If you still believe that you need a course in logic. Obama is an elitist and he will bail out the rich before he even thinks of the poor. His own brother lives in a mud hut, and his aunt and grandmother in squalor. If he doesn't care about them what makes these empty headed people in the United States think he cares about them? It's time to grow up and face reality.

Everyone is chicken poop when it comes to Obama. They are all afraid of being called racist. They would rather America fail than for them to be called a racist. It has become a phobia. Forget repealing Obamacare, repeal Obama.

I can't remember which candidate or even which election, but years ago someone had this as a major point in their campaign: are you better off today than you were four years ago? Each of us should look honestly inward and ask ourselves that question.



> The Obama administration is bailing out irresponsible banks and big business, while offering nothing but the failed Home Affordable Modification Program to average Americans, leaving many with no other options but to file bankruptcy. This is backwards, and the reckless banks should be held to the same standard as the rest of us. Blue collar workers and Tea Party activists can agree here and should champion this issue.


----------



## Chuck Smith (Feb 22, 2005)

There is another storm of foreclosures on its way.
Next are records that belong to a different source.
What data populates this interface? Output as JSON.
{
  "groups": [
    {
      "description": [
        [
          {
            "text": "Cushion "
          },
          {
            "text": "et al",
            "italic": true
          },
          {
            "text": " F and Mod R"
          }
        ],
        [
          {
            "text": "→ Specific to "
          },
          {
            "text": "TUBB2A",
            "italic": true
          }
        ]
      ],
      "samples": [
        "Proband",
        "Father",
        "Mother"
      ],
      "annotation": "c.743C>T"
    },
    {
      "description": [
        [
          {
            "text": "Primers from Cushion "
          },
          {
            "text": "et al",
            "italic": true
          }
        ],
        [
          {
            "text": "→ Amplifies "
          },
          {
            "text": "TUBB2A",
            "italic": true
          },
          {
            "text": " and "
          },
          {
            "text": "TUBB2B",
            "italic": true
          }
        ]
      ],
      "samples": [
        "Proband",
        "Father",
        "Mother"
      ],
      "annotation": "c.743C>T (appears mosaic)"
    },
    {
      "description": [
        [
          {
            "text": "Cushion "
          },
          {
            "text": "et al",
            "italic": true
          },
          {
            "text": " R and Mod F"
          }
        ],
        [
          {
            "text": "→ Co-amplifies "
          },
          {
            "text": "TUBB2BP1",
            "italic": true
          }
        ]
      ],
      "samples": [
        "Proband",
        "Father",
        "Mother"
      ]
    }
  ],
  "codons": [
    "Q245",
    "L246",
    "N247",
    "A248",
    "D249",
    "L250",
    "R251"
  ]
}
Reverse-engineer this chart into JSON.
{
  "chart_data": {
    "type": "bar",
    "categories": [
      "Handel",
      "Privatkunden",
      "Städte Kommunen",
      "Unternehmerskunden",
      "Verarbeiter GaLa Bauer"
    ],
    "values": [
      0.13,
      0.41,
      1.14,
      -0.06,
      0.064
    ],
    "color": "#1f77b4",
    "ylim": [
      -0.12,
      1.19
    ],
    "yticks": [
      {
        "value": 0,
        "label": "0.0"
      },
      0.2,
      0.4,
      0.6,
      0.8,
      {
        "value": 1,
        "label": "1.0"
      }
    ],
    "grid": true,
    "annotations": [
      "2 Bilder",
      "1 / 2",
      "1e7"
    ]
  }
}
I remember back when the first bank bail out was discussed on this forum and I stated it was just a band aid fix on the real problem and a few of or left leaning friends disagreed with me. I hate to say I told you so...but they would be saying it to me. :beer:

But we are far from getting out of this mess.

Only thing that is helping real estate sales in my area is that crop prices are through the roof and farmers need to use up this money and they are investing in land and homes for investment property.


----------



## Recurvenator (Aug 6, 2010)

Obama is a POS and all these freakin' liberals who are destroying this country can burn in hell. :******:


----------



## Plainsman (Jul 30, 2003)

A whole bunch of them will Recurvinator. Even the pious hypocrites that sit in church Sunday morning thinking their good deeds are for the poor and supporting abortion. I am Christian Recurvinator, but until I left my liberal church, after 38 years, I sat among more fools Sunday morning than I passed on the street.

On a lighter note Recurvinator:



> Direct Quote from "Larry the Cable Guy"
> 
> "Even after the Super Bowl victory of the New Orleans Saints, I have noticed
> a large number of people implying with bad jokes that Cajuns aren't smart. I
> ...


----------



## huntin1 (Nov 14, 2003)

Well of course he's for the poor, at least during the election campaign, there are more poor people than rich, that's where the votes are.

I wonder how many will be sucked in by his lies this time around?

huntin1


----------



## Chuck Smith (Feb 22, 2005)

A huge thing he will hang his hat on is extending unemployment benefits. 6.2 million people are on unemployment for over 2 years. With 13+ million on unemployment. He will use the tactic the he is helping the working class through their hard times in job hunting...or something along that line or what his speech writers come up with.


----------